Kate Pakenham has taken on the herculean task of organising the writing, rehearsal and performance of six plays, all in one day at the Old Vic. She tells Aleks Sierz how The 24 Hour Plays, which is being staged on Sunday with celebrities and in July with young talent, brings out the best in its participants
A good producer needs two things - intuition and an inexhaustible supply of adrenaline. Kate Pakenham has both, which is just as well, as she is producing the Old Vic’s The 24 Hour Plays, in which a new company creates and stages six ten-minute plays, all between one evening and the next.
“I first came across 24-hour plays in New York and was blown away by the sheer excitement of the idea,” says 30-year-old Pakenham. “Last year, we brought the concept to London as a celebrity fundraiser.” Its stars included Kwame Kwei-Armah, Meera Syal, Jim Broadbent, Brian Cox and Sophie Okonedo.
This year, the celebrity event hits the stage on Sunday, June 19 and features Ewen Bremner, Gina McKee, Rufus Sewell, Saffron Burrows and Miriam Margoyles. “It was amazing to see how good the plays were last year,” says Pakenham. “So it will be good to see this year’s team rise to the challenge.”
The last event raised £50,000. This year, the Old Vic is also hosting a talent contest version of The 24 Hour Plays, created by 50 or so actors, directors and writers aged 18-25. Sponsored by Starbucks, this will take place on July 31. It will be a milestone in Pakenham’s work as the producer of Old Vic New Voices.
In 2001, she was working in television when the Old Vic’s Sally Greene recruited her. “I said, ‘What’s my job?’ and she said, ‘I like the idea of new talent, new faces.’ So I said, ‘What about calling it New Voices?’ And she said, ‘Great title.’ She also told me that there was no budget, so I’d have to do my own fundraising.”
Initially, Pakenham used the Old Vic rehearsal space for play readings, then in 2003 she developed an exchange programme with New York, which involved British writers such as Richard Bean, Debbie Tucker Green, Roy Williams and Michael Wynne going there. During one of these exchanges, she saw The 24 Hour Plays.
“They were such great fun,” she says. “The stage radiated pure energy and I thought this would be such a good way of creating a funding basis for Old Vic New Voices.” She now works with American Tina Fallon, whose group, The 24 Hour Company, developed the idea in 1995.
“Tina conceived it as an education project to get kids interested in theatre, so we decided to try that here.” Drawing on her resources of adrenaline, Pakenham has put together both the celebrity event and the new voices talent search.
The way The 24 Hour Plays work is that “everyone comes together in the evening.
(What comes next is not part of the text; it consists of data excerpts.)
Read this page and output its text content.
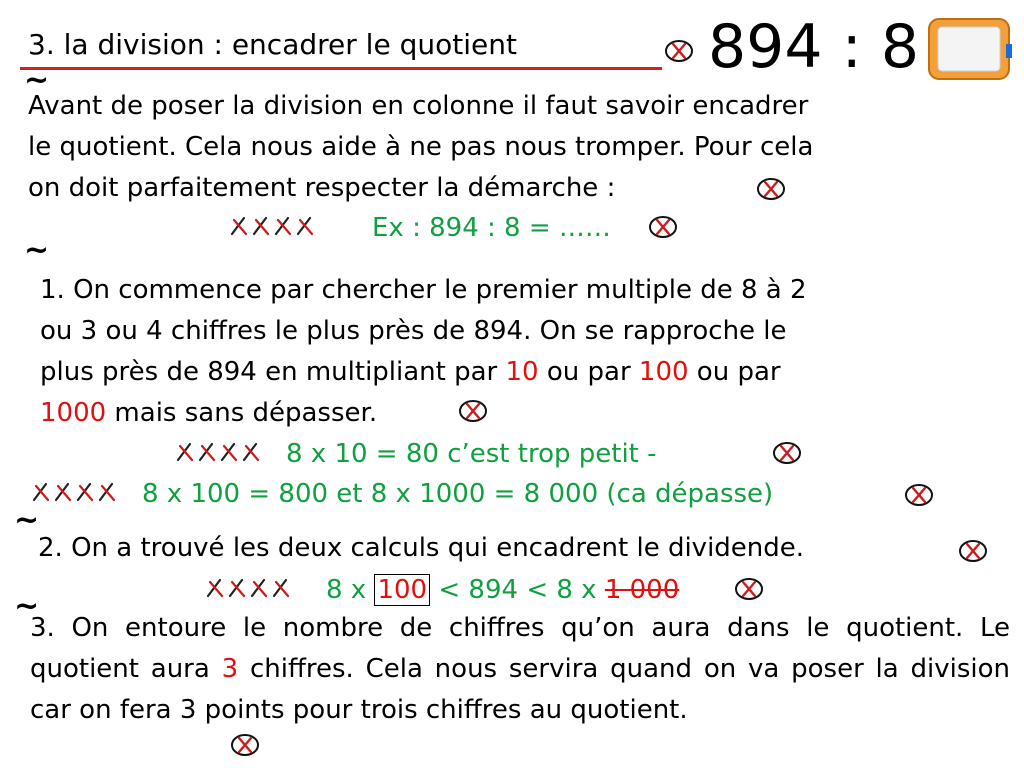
3. la division : encadrer le quotient	894 : 8
~
Avant de poser la division en colonne il faut savoir encadrer
le quotient. Cela nous aide à ne pas nous tromper. Pour cela
on doit parfaitement respecter la démarche :
Ex : 894 : 8 = ……
~
1. On commence par chercher le premier multiple de 8 à 2
ou 3 ou 4 chiffres le plus près de 894. On se rapproche le
plus près de 894 en multipliant par 10 ou par 100 ou par
1000 mais sans dépasser.
8 x 10 = 80 c’est trop petit -
8 x 100 = 800 et 8 x 1000 = 8 000 (ca dépasse)
~
2. On a trouvé les deux calculs qui encadrent le dividende.
8 x 100 < 894 < 8 x 1 000
~
3. On entoure le nombre de chiffres qu’on aura dans le quotient. Le quotient aura 3 chiffres. Cela nous servira quand on va poser la division car on fera 3 points pour trois chiffres au quotient.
You bring a prop, a piece of costume and declare a special skill. Last year, for example, Shaun Parkes said that he’d get naked, which no one took him up on”.
Penelope Wilton brought a cycling helmet as her prop and said she’d been learning to tango, but no one had ever asked her to dance. So in Michael Wynne’s short play, Cuba, there was a final moment in which Alex Jennings asks Wilton to tango. Jennings brought a piece of turf, and Abi Morgan wrote The Little People - a short about David Kelly (played by Bill Patterson) - which starts with him watering his lawn.
At 6am, the writers deliver their plays, giving the actors and directors just 12 hours to learn lines and put the work on its feet. “It’s amazing to see the trust among actors, how they help each other if they lose a line,” says Pakenham. “And the audience is really onside too. Last year, I was sitting right at the top of the Old Vic and it was like a Mexican wave of excitement coming off the stage.”
But holding a celebrity event is easier than young newcomers staging 24-hour plays. “Yes, it is ambitious,” admits Pakenham. “Especially as we only started in January.”
She had more than 1,500 applications from young people, including 800 actor applications, and held auditions in April, finally coming up with 52 hopefuls for the July event. These will attend workshops led by some of the celebrities involved, and Pakenham is grateful for the “immense goodwill in the profession”.
At one forum, she got speakers such as Michael Grandage, Ian Rickson and Richard Eyre. “Because there was no money, this massive goodwill allowed Old Vic New Voices to grow.”
At the start, “Everyone said I’d never sell a ticket, but because it’s such an energising idea it has been taken up by actors, directors and writers. I hope that we’ll build relationships with this group of 50 or so young people and see them form relationships with each other. Although 24-hour plays are a bit of a game, you have to be very professional to pull it off.”
With plans afoot to film behind the scenes for a TV documentary, let’s hope this showcase of young talent really takes off.